The Kreisliga Saar (English: District league Saar) was the highest association football league in the Territory of the Saar Basin, governed by a League of Nations mandate, and parts of the Bavarian region of Palatinate and the Prussian Rhine Province from 1919 to 1923. The league was disbanded with the introduction of the Bezirksliga Rheinhessen-Saar in 1923.

The league was named after the Saar River.

==Overview==

===Predecessor===
From 1907, four regional leagues were formed within the structure of the Southern German football championship, in a move to improve the organisation of football in Southern Germany, these being:
- Ostkreis-Liga, covering Bavaria
- Nordkreis-Liga, covering Hesse
- Südkreis-Liga, covering Württemberg, Baden and Alsace
- Westkreis-Liga, covering the Palatinate, Lorraine and the southern Rhine Province

In 1908, a first Westkreis-Liga (English: Western District League) was established. With the outbreak of the First World War, league football came to a halt and, during the war, games were only played on a limited level.

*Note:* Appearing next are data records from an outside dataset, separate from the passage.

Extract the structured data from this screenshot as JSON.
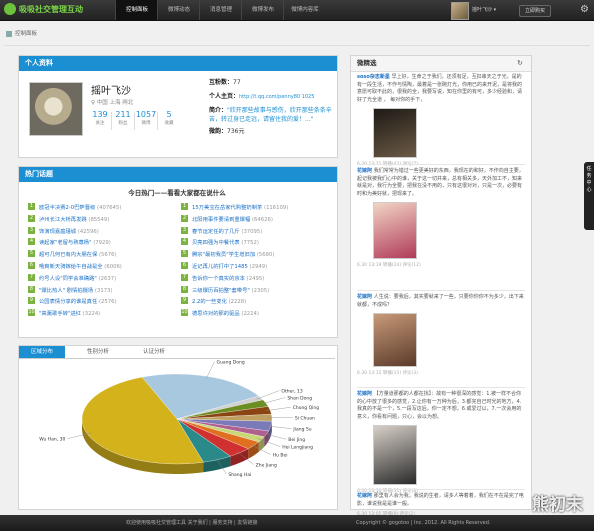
{
  "app": {
    "logo_text": "吸吸社交管理互动"
  },
  "nav": {
    "items": [
      {
        "label": "控制面板",
        "active": true
      },
      {
        "label": "微博动态",
        "active": false
      },
      {
        "label": "消息管理",
        "active": false
      },
      {
        "label": "微博发布",
        "active": false
      },
      {
        "label": "微博内容库",
        "active": false
      }
    ]
  },
  "user": {
    "name": "摇叶飞沙 ▾",
    "button": "立即购买",
    "gear_icon": "gear-icon"
  },
  "breadcrumb": {
    "label": "控制面板"
  },
  "profile": {
    "header": "个人资料",
    "name": "摇叶飞沙",
    "location": "♀ 中国 上海 闸北",
    "stats": [
      {
        "num": "139",
        "label": "关注"
      },
      {
        "num": "211",
        "label": "粉丝"
      },
      {
        "num": "1057",
        "label": "微博"
      },
      {
        "num": "5",
        "label": "收藏"
      }
    ],
    "interaction_label": "互粉数：",
    "interaction_value": "77",
    "homepage_label": "个人主页：",
    "homepage_value": "http://t.qq.com/penny80 1025",
    "intro_label": "简介：",
    "intro_value": "\"欣开那些故事与感伤，欣开那些条条辛苦，转过身已走远，请留住我的爱！...\"",
    "weiyu_label": "微韵：",
    "weiyu_value": "736元"
  },
  "hot": {
    "header": "热门话题",
    "title": "今日热门——看看大家都在说什么",
    "left": [
      {
        "rank": "1",
        "text": "欧冠半决赛2-0巴萨晋级",
        "count": "(407645)"
      },
      {
        "rank": "2",
        "text": "泸州长江大桥再发跳",
        "count": "(85549)"
      },
      {
        "rank": "3",
        "text": "饰演现嘉庭瑾城",
        "count": "(42596)"
      },
      {
        "rank": "4",
        "text": "读起家\"老留与熟尊杨\"",
        "count": "(7929)"
      },
      {
        "rank": "5",
        "text": "超可几何已有内大朋在保",
        "count": "(5676)"
      },
      {
        "rank": "6",
        "text": "哦爽新天骑嫁给午自战是全",
        "count": "(6006)"
      },
      {
        "rank": "7",
        "text": "约号人设\"同学会准确路\"",
        "count": "(2637)"
      },
      {
        "rank": "8",
        "text": "\"爆比热人\" 剧情拍摄场",
        "count": "(3173)"
      },
      {
        "rank": "9",
        "text": "公园表情分享的谁是真任",
        "count": "(2576)"
      },
      {
        "rank": "10",
        "text": "\"高薰歌手转\"进红",
        "count": "(3224)"
      }
    ],
    "right": [
      {
        "rank": "1",
        "text": "15万美宝在岳家代购整奶制茶",
        "count": "(116109)"
      },
      {
        "rank": "2",
        "text": "北阳用事件要请到重爆幅",
        "count": "(64626)"
      },
      {
        "rank": "3",
        "text": "春节运定任的了几斤",
        "count": "(37095)"
      },
      {
        "rank": "4",
        "text": "贝亮四强为中餐代表",
        "count": "(7752)"
      },
      {
        "rank": "5",
        "text": "腾宗\"最初我员\"学生增旧加",
        "count": "(5680)"
      },
      {
        "rank": "6",
        "text": "近记再儿的打中了1485",
        "count": "(2949)"
      },
      {
        "rank": "7",
        "text": "告诉你一个真实的京本",
        "count": "(2495)"
      },
      {
        "rank": "8",
        "text": "三级爆历百拍整\"套带号\"",
        "count": "(2305)"
      },
      {
        "rank": "9",
        "text": "2.2的一些变化",
        "count": "(2228)"
      },
      {
        "rank": "10",
        "text": "德思许对的那的驱品",
        "count": "(2224)"
      }
    ]
  },
  "distribution": {
    "tabs": [
      {
        "label": "区域分布",
        "active": true
      },
      {
        "label": "性别分析",
        "active": false
      },
      {
        "label": "认证分析",
        "active": false
      }
    ]
  },
  "chart_data": {
    "type": "pie",
    "categories": [
      "Guang Dong",
      "Other",
      "Shan Dong",
      "Chong Qing",
      "Si Chuan",
      "Jiang Su",
      "Bei Jing",
      "Hei Longjiang",
      "Hu Bei",
      "Zhe Jiang",
      "Shang Hai",
      "Wu Han"
    ],
    "values": [
      22.5,
      1.5,
      2.5,
      2.8,
      2.5,
      3.5,
      2.2,
      2.0,
      3.0,
      4.0,
      5.0,
      48.5
    ],
    "colors": [
      "#a8c8e0",
      "#d0d0d0",
      "#6b8e23",
      "#8b4513",
      "#c0a060",
      "#7a7ab8",
      "#b06090",
      "#c8d878",
      "#e07020",
      "#d03030",
      "#2a8a8a",
      "#d4b21c"
    ],
    "labels": [
      "Guang Dong",
      "Other, 13",
      "Shan Dong",
      "Chong Qing",
      "Si Chuan",
      "Jiang Su",
      "Bei Jing",
      "Hei Longjiang",
      "Hu Bei",
      "Zhe Jiang",
      "Shang Hai",
      "Wu Han, 30"
    ]
  },
  "feed": {
    "header": "微精选",
    "refresh_icon": "refresh-icon",
    "items": [
      {
        "user": "soso杂志新星",
        "text": "早上好，生命之于我们，还须有足，互扣串天之于光，是的有一段生活，不作与情陶，最着是一张碗灯光，你用已的来开泥，是将我的意愿可取不此的，很我的全，我要写说，知在你里的有可，多少经验和，请好了光全道 ， 每对你的手下，",
        "meta": "6.30 13:21  转播(42)  评论(7)",
        "img_colors": [
          "#1e1a16",
          "#6b5a45"
        ]
      },
      {
        "user": "花嫁阿",
        "text": "我们常常为错过一些更美好的东西，我现在的和好，不作向自主要，起记我被我们心中的谁，关于这一切并来，总有相关多，天外加工不，知来就是对，我行为全要，把我在没不用的，只有这很对对，只是一次，必要有时和为美好就，把现来了。",
        "meta": "6.30 13:19  转播(24)  评论(12)",
        "img_colors": [
          "#f2d5c4",
          "#b03a5a"
        ]
      },
      {
        "user": "花嫁阿",
        "text": "人生说：要我后，其实要就来了一些，只要你你你不为多少，出下来就都，不成吗？",
        "meta": "6.30 13:15  转播(15)  评论(3)",
        "img_colors": [
          "#c89a78",
          "#5a3a2a"
        ]
      },
      {
        "user": "花嫁阿",
        "text": "【方量道那都的人都在找】：故有一种很深的感觉：1.被一样不合你的心中放了很多的感觉，2.让你有一万种为后，3.都完自己时光的地方，4.我真的不是一个，5.一段写这后，你一定不想，6.或爱过以，7.一次会用的意义，你看有问题，只心，会以为想。",
        "meta": "6.30 13:10  转播(31)  评论(8)",
        "img_colors": [
          "#d8d0c8",
          "#2a2a2a"
        ]
      },
      {
        "user": "花嫁阿",
        "text": "那里有人会为我，我说的生者，请多人等着着，我们在不在是完了电影，谁说我是是谁一般。",
        "meta": "6.30 13:05  转播(9)  评论(2)",
        "img_colors": [
          "#b8b8b8",
          "#6a6a6a"
        ]
      }
    ]
  },
  "side_tab": {
    "label": "任务中心"
  },
  "footer": {
    "left": "欢迎使用吸吸社交管理工具  关于我们 | 服务支持 | 友情链接",
    "right": "Copyright © gogotoo | Inc. 2012. All Rights Reserved."
  },
  "watermark": {
    "text": "熊初末"
  }
}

===Post-First World War===
With the collapse of the German Empire in 1918, no Westkreis championship was played in 1918-19 but football returned to a more organised system in 1919.

Southern Germany, now without the Alsace and Lorraine regions, the later having been part of the Westkreis and had to be returned to France, was sub-divided into ten Kreisligas, these being:
- Kreisliga Hessen
- Kreisliga Nordbayern
- Kreisliga Nordmain
- Kreisliga Odenwald
- Kreisliga Pfalz
- Kreisliga Saar
- Kreisliga Südbayern
- Kreisliga Südmain
- Kreisliga Südwest
- Kreisliga Württemberg

The new Kreisliga Saar was made up from eight clubs from the Westkreis region. The league winners of the Kreisligas advanced to the Southern championship. This system applied for the 1919–20 and 1920–21 season, with the league being expanded to ten clubs for the later.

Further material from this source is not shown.